FBXO38 is dispensable for PD-1 regulation.

SKP1-CUL1-F-box protein (SCF) ubiquitin ligases are versatile protein complexes that mediate the ubiquitination of protein substrates. The direct substrate recognition relies on a large family of F-box-domain-containing subunits. One of these substrate receptors is FBXO38, which is encoded by a gene found mutated in families with early-onset distal motor neuronopathy. SCFFBXO38 ubiquitin ligase controls the stability of ZXDB, a nuclear factor associated with the centromeric chromatin protein CENP-B. Loss of FBXO38 in mice results in growth retardation and defects in spermatogenesis characterized by deregulation of the Sertoli cell transcription program and compromised centromere integrity. Moreover, it was reported that SCFFBXO38 mediates the degradation of PD-1, a key immune-checkpoint inhibitor in T cells. Here, we have re-addressed the link between SCFFBXO38 and PD-1 proteolysis. Our data do not support the notion that SCFFBXO38 directly or indirectly controls the abundance and stability of PD-1 in T cells.

Differential requirements for Smarca5 expression during hematopoietic stem cell commitment.

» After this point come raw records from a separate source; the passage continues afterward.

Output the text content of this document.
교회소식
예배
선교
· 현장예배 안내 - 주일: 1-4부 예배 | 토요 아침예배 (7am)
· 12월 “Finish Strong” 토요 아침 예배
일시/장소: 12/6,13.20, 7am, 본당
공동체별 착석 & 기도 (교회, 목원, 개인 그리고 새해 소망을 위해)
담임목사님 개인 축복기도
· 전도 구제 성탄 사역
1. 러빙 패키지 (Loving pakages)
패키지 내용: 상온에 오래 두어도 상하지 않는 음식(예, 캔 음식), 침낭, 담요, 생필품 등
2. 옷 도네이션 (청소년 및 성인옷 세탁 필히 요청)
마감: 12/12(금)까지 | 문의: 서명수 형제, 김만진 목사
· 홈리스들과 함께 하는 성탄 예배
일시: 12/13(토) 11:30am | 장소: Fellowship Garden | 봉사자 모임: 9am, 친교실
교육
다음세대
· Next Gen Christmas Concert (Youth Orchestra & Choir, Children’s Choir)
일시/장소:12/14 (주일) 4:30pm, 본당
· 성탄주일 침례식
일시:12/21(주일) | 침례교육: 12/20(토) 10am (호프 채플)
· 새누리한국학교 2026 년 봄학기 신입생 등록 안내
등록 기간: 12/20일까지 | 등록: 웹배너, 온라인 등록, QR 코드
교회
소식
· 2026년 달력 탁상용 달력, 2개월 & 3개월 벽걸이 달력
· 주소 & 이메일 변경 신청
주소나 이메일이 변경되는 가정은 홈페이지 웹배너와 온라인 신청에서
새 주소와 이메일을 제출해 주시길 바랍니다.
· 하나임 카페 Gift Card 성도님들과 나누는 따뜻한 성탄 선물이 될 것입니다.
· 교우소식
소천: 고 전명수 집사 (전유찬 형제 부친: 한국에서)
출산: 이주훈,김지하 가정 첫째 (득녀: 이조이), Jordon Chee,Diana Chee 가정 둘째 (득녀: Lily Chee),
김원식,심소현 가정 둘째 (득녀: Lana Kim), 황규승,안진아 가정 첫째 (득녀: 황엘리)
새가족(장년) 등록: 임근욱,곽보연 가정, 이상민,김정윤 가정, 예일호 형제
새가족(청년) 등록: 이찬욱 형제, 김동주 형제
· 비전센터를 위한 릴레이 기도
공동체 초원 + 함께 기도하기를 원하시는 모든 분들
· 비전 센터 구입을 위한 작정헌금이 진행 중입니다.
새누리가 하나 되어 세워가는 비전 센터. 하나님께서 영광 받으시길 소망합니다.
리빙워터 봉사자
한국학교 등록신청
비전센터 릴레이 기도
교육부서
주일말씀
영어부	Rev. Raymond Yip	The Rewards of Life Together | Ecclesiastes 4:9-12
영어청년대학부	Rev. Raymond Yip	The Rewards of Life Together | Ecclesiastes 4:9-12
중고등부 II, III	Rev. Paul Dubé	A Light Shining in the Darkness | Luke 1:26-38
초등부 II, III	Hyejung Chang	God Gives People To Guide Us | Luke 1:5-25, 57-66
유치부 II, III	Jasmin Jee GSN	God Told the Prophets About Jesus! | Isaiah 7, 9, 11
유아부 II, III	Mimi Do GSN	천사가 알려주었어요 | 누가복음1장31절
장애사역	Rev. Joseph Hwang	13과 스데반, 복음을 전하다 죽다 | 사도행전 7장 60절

The formation of hematopoietic cells relies on the chromatin remodeling activities of ISWI ATPase SMARCA5 (SNF2H) and its complexes. The Smarca5 null and conditional alleles have been used to study its functions in embryonic and organ development in mice. These mouse model phenotypes vary from embryonic lethality of constitutive knockout to less severe phenotypes observed in tissue-specific Smarca5 deletions, e.g., in the hematopoietic system. Here we show that, in a gene dosage-dependent manner, the hypomorphic allele of SMARCA5 (S5tg) can rescue not only the developmental arrest in hematopoiesis in the hCD2iCre model but also the lethal phenotypes associated with constitutive Smarca5 deletion or Vav1iCre-driven conditional knockout in hematopoietic progenitor cells. Interestingly, the latter model also provided evidence for the role of SMARCA5 expression level in hematopoietic stem cells, as the Vav1iCre S5tg animals accumulate stem and progenitor cells. Furthermore, their hematopoietic stem cells exhibited impaired lymphoid lineage entry and differentiation. This observation contrasts with the myeloid lineage which is developing without significant disturbances. Our findings indicate that animals with low expression of SMARCA5 exhibit normal embryonic development with altered lymphoid entry within the hematopoietic stem cell compartment.

FBXO38 Ubiquitin Ligase Controls Centromere Integrity via ZXDA/B Stability.

Alterations in the gene encoding the E3 ubiquitin ligase substrate receptor FBXO38 have been associated with several diseases, including early-onset motor neuronopathy. However, the cellular processes affected by the enzymatic action of FBXO38 are not yet known. Here, we identify the zinc finger proteins ZXDA/B as its interaction partners. FBXO38 controls the stability of ZXDA/B proteins via ubiquitination and proteasome-dependent degradation. We show that ZXDA/B proteins associate with the centromeric protein CENP-B and that the interaction between ZXDA/B and FBXO38 or CENP-B is mutually exclusive. Functionally, ZXDA/B factors control the protein level of chromatin-associated CENP-B. Furthermore, their inappropriate stabilization leads to upregulation of CENP-A and CENP-B positive centromeric chromatin. Thus we demonstrate a previously unknown role of cullin-dependent protein degradation in the control of centromeric chromatin integrity.

FBXO38 Ubiquitin Ligase Controls Sertoli Cell Maturation.

The ubiquitin ligase SCFFBXO38 controls centromeric chromatin by promoting the degradation of the ZXDB protein. To determine the importance of this pathway during development, Fbxo38-deficient mice were generated. The loss of FBXO38 resulted in growth retardation affecting several organs, including the male reproductive system. A detailed analysis of the mutant testes revealed pathological changes in the seminiferous tubules, accompanied by a significant decrease in sperm production and reduced fertility. In adult testes, FBXO38 was specifically expressed in Sertoli cells, a somatic population essential for spermatogenesis initiation and progression. Sertoli cells lacking FBXO38 exhibited stabilized ZXDB protein and upregulated centromeric chromatin. Furthermore, the gene expression profile revealed that the absence of FBXO38 led to a defect in Sertoli cell maturation, specifically characterized by dysregulation in genes controlling retinoic acid metabolism and intercellular communication. Consequently, we documented significant changes in their ability to initiate spermatogonial differentiation. In conclusion, we show that FBXO38 acts as a Sertoli cell maturation factor, affecting the Sertoli cell transcription program, centromere integrity, and, subsequently, the ability to control spermatogenesis.